Opposition leader Jarosław Kaczyński has likened Prime Minister Donald Tusk to Hitler. He also accused Tusk of wanting to turn Poles into “farmhands for Germany” and of trying to stifle media freedom like the communists did.

Speaking to supporters in the city of Lublin yesterday, Law and Justice (PiS) chairman Kaczyński accused the government, which took office last month, of “brazenly violating democracy and the law from the very start”.

“Tusk’s desire is for his will to be the law, because that’s what it boils down to: Tusk’s will is the law. There have already been those for whom will was law. The Führer’s will was law,” said the PiS chairman on Saturday, which was also International Holocaust Remembrance Day.

In Nazi Germany, an idea known as Führerprinzip operated, meaning that the Führer’s, i.e. Hitler’s, word was more important than written law and could not be questioned. Media linked to PiS have often likened Tusk to Hitler.

In his speech in Lublin – where he had attended the unveiling of a monument to his identical twin brother, the late President Lech Kaczyński – Jarosław Kaczyński also repeated his regular claims that Tusk’s Civic Platform (PO) is a “German party”.

The prime minister is leading a “pacification operation” designed to destroy Poland’s sovereignty and “turn us into farmhands for people from Western Europe, especially Germany”, said Kaczyński. He also accused Tusk’s government of “brutally” taking over public media “without any legal basis”

“One of the elements of Donald Tusk’s policy is the destruction of media pluralism,” he said. “Poles are not supposed to know [what is really happening]. Just like in the times of communism.”

The new government’s takeover of public media has been criticised by many legal experts and has been subject to a number of negative court decisions. However, the ruling coalition argues that radical methods were necessary to “depoliticise” outlets that had been unlawfully turned into PiS propaganda mouthpieces.

Kaczyński also repeated claims that PiS politician Mariusz Kamiński, who briefly began serving a two-year prison sentence before being pardoned this week by PiS-aligned President Andrzej Duda, was “tortured” in jail by being force-fed through a nasal tube while on hunger strike.

“This persecution was planned, probably at the very top…[as] a warning,” said Kaczyński.

In response to PiS’s claims that Kamiński was “tortured”, the prison service has said that it cannot comment on individual inmates but that any such decisions are made by doctors on the basis of what is necessary to protect an inmate’s health.

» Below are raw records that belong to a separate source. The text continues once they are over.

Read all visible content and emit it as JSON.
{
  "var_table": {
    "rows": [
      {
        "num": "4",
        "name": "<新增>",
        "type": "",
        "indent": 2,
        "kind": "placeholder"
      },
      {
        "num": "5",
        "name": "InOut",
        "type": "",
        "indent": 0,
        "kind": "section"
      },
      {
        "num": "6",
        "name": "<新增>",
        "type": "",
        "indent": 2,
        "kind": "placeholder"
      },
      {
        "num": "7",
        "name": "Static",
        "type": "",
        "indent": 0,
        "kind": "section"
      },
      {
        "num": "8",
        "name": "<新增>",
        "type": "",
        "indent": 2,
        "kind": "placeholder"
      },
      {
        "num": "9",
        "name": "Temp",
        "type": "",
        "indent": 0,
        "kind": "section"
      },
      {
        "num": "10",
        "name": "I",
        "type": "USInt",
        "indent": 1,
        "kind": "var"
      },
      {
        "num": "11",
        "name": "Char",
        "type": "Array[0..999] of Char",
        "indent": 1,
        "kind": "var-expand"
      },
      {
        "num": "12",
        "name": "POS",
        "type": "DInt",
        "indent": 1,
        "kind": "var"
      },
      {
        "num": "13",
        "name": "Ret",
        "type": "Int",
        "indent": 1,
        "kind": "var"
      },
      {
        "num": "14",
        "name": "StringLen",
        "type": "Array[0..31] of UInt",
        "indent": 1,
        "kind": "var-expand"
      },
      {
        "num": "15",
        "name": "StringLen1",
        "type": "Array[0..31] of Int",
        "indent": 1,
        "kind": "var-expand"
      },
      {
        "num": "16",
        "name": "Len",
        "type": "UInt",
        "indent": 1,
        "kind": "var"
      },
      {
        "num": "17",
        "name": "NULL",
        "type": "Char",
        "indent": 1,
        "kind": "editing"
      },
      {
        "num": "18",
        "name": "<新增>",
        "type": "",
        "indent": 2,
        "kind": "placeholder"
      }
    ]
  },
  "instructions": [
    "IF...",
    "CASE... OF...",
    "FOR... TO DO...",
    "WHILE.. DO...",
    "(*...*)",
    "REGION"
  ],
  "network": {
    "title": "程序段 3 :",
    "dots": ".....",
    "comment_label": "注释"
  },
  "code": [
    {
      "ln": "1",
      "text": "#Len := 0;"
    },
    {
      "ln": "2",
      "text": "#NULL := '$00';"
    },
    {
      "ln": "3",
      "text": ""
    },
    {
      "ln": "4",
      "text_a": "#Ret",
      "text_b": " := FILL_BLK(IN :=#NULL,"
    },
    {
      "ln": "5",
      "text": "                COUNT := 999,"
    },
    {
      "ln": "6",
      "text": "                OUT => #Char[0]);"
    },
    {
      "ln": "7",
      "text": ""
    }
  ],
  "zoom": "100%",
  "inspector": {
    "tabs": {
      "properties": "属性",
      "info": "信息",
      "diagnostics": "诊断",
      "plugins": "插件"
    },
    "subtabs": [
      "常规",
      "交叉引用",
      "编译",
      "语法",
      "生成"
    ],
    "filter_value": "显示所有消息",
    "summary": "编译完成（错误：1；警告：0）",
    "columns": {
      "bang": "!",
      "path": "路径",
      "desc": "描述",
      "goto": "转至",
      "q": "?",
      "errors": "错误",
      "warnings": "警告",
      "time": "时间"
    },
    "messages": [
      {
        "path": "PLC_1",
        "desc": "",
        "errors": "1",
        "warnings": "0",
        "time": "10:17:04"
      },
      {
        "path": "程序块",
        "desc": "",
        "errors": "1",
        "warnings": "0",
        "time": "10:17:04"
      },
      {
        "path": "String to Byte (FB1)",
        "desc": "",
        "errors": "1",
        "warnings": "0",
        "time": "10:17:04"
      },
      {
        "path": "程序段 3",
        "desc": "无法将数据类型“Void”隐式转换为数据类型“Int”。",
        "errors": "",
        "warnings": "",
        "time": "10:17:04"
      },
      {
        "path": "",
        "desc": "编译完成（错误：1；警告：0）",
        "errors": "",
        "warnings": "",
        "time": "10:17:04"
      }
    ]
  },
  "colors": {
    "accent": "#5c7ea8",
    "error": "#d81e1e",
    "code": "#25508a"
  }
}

Since Tusk’s coalition came to power in December, PiS has regularly accused it of violating democratic norms and undermining the rule of law. Kaczyński has escalated such rhetoric this week.

On Thursday, the PiS leader declared that, because Poland is now in “an emergency situation and the constitution has practically ceased to apply”, there should be a “transition period with a new government and then [new] elections”. He added that “various methods” could be used to bring this about.

Those remarks were criticised by Tusk, who suggested that Kaczyński seems to “have a coup d’etat in mind”. The prime minister recalled that in October his coalition “won the elections and legally took power”.

The ruling coalition has also noted that, during PiS’s eight years of rule, it was found to have violated democratic standards and the rule of law by a wide range of international bodies as well as Polish and European court rulings. Tusk argues that his government’s actions are aimed at restoring the rule of law.